Some sample exam 2 questions:

1. Briefly define the following terms:

   Unsupervised learning

   Clustering Algorithm

   Dendrogram

   Control Learning

   Delayed Reward

   Discounted Future Reward

   Markov Decision Process

   Analytical Learning

   Chunking

   Impasse
   
   Domain Theory

   Knowledge Based Artificial Neural Network

   Explanation Based Neural Network

   Bayes Theorem

   Maximum a posteriori hypothesis

   Maximum likelihood hypothesis

   Bayes optimal classifier

   Gibbs classifier

   Bayes network

   Bagging

   Boosting

   Stacking

   Linear programming

   Slack variable

   Margin (of a SVM decision surface)

   Support vector

   Association rule

   Market Basket

   Itemset

   The Apriori Properties

2. What are the two main approaches for generating clusters?  Explain in
    general terms how these approaches work.

3. List two methods that could be used to estimate the validity of the
   results of a clustering algorithm.  Explain how these methods work.

4. Explain how the following clustering methods work:

   Agglomerative Single Link

   Agglomerative Complete Link

   K-Means

5. A distance measure is important both in memory-based reasoning methods
   such as the k-nearest neighbor method and in clustering.  Why is it so
   critical in these methods.  In which is it possible to "learn" to do
   a better job of measuring the distance between points?  Why?

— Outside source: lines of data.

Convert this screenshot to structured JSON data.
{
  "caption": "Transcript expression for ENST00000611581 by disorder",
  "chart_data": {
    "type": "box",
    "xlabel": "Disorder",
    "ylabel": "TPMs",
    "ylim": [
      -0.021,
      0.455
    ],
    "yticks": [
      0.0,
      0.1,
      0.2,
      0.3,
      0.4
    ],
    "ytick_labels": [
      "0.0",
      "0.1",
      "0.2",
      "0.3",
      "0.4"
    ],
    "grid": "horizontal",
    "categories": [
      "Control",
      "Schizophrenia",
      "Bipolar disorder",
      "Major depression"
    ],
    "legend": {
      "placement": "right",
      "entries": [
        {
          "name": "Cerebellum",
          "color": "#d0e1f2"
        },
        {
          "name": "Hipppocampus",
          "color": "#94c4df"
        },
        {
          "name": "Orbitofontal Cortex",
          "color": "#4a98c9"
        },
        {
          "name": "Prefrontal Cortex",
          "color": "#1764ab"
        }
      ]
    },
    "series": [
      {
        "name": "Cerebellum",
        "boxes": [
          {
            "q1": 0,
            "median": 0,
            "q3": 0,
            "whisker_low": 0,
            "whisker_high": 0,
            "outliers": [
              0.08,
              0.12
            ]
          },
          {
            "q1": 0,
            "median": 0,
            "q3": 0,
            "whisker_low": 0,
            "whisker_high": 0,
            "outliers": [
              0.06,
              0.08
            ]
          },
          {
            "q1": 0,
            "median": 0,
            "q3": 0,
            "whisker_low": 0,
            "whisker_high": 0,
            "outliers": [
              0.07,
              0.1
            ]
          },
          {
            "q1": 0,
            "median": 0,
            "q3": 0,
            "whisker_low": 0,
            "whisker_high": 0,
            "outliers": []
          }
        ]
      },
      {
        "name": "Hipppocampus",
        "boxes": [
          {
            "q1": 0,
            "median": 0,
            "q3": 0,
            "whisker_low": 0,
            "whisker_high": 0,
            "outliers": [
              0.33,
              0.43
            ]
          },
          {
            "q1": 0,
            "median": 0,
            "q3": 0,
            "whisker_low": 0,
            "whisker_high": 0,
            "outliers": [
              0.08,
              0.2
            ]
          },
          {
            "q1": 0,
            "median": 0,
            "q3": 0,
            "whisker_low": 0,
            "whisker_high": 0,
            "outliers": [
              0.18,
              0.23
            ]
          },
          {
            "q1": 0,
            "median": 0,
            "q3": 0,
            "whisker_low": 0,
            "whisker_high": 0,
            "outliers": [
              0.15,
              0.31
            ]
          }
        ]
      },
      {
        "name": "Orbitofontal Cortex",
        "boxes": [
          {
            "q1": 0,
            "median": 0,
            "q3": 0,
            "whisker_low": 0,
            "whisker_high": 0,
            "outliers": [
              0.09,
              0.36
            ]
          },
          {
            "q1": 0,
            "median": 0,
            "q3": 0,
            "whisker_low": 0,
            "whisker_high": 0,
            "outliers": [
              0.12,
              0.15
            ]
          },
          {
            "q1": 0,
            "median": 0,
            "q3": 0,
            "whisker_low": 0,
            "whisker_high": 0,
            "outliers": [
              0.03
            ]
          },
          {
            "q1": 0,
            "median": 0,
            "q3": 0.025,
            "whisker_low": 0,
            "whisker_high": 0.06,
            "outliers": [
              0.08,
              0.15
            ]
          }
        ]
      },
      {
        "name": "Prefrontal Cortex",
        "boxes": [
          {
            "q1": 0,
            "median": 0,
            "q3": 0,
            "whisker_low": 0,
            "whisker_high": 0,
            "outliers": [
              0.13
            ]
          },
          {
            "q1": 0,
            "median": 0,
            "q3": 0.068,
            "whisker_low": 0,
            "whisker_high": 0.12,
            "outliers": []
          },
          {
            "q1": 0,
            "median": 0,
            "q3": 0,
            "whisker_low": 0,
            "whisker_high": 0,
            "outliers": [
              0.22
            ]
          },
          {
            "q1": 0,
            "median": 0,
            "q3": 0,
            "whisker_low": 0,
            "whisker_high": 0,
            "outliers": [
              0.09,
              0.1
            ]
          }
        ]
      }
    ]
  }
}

6. Give pseudo-code for the learning cycle of a Q learner.  What is the
   update rule for a deterministic world?  How about a non-deterministic
   world?

7. How are the V(s) and Q(s,a) functions related in Q learning?  What are
   the advantages of using the Q function over the V function?

8. How does Temporal Difference Learning relate to Q learning?

9. What is the difference between analytic or speedup learning and inductive
   learning?  Give an example of each type of learning.

10. Give an example of an explanation of a concept that might be used by
    an explanation-based learner.  What could be learned from this explanation?
    How does the concept of operationalization relate to what is learned?

11. For the following EBL domain theory:

    A(?x,?y), B(?y,?x,?z) -> C(?x,?y,?z)
    D(?x,?y), E(?x,?y) -> B(?x,1,?y)
    F(?x,?x), F(?y,?y) -> D(?x,?y)

    Assume the following facts are asserted:

    A(1,2)  A(3,1)  E(2,3)  F(3,2)  F(2,2)
    A(2,2)  A(3,2)  E(1,2)  F(3,3)  F(2,3)

    Explain with a proof tree that C(1,2,3) is true.

    Assuming the predicates A, E, and F are operational, what rule would
    EGGS learn?
   
   Assuming that predicate B is also operational, what rule would be learned?

11. What are some of the problems that can result from using a domain theory
    in an explanation-based learner?  How can we address these problems?

12. What is the utility problem in analytical learning?  How can we define
    utility?

13. What does it mean when we say that PRODIGY learns control knowledge?
    What is the advantage of learning control knowledge over adding new rules
    to a domain theory?

14. How does chunking work in SOAR?  When does a SOAR system try to create
    a chunk?

15. Give an example of a domain theory expressed as predicates.  How would
    that domain theory be converted into a corresponding neural network
    by KBANN (show the structure and weights of the resulting network).
    What is the main advantage of the KBANN approach?

16. What is a hybrid learning algorithm?  Give three examples of hybrid learning
    methods, explain how each works, and discuss the advantages of each.

17. What is Bayes theorem?  Discuss two examples showing how Bayes theorem
    can be used to justify approaches to learning.  Also, discuss an example
    of a learning method based on Bayes theorem.

18. What is a Bayesian Belief network?  Give an example of such a network.
    What are the advantages of a Bayesian network over a naive Bayes learner?

19. Explain the fundamental difference between the Bagging and Ada-Boosting
    ensemble learning methods?  How do these notions relate to the concept of
    generating a good ensemble?  What are the advantages and disadvantages of
    each method?

20. How is a problem phrased as a linear program in a support vector machine?
    Give an example.  What are slack variables used for and how are they
    represented in the linear program?

21. Explain the concept of a Kernel function in Support Vector Machines.
    Why are kernels so useful?  What properties should a kernel have to be
    used in an SVM?

22. How does the Apriori algorithm learn an association rule (give the
    algorithm)?  Give two examples of ways to speedup this algorithm.
    Show an example of how the algorithm works.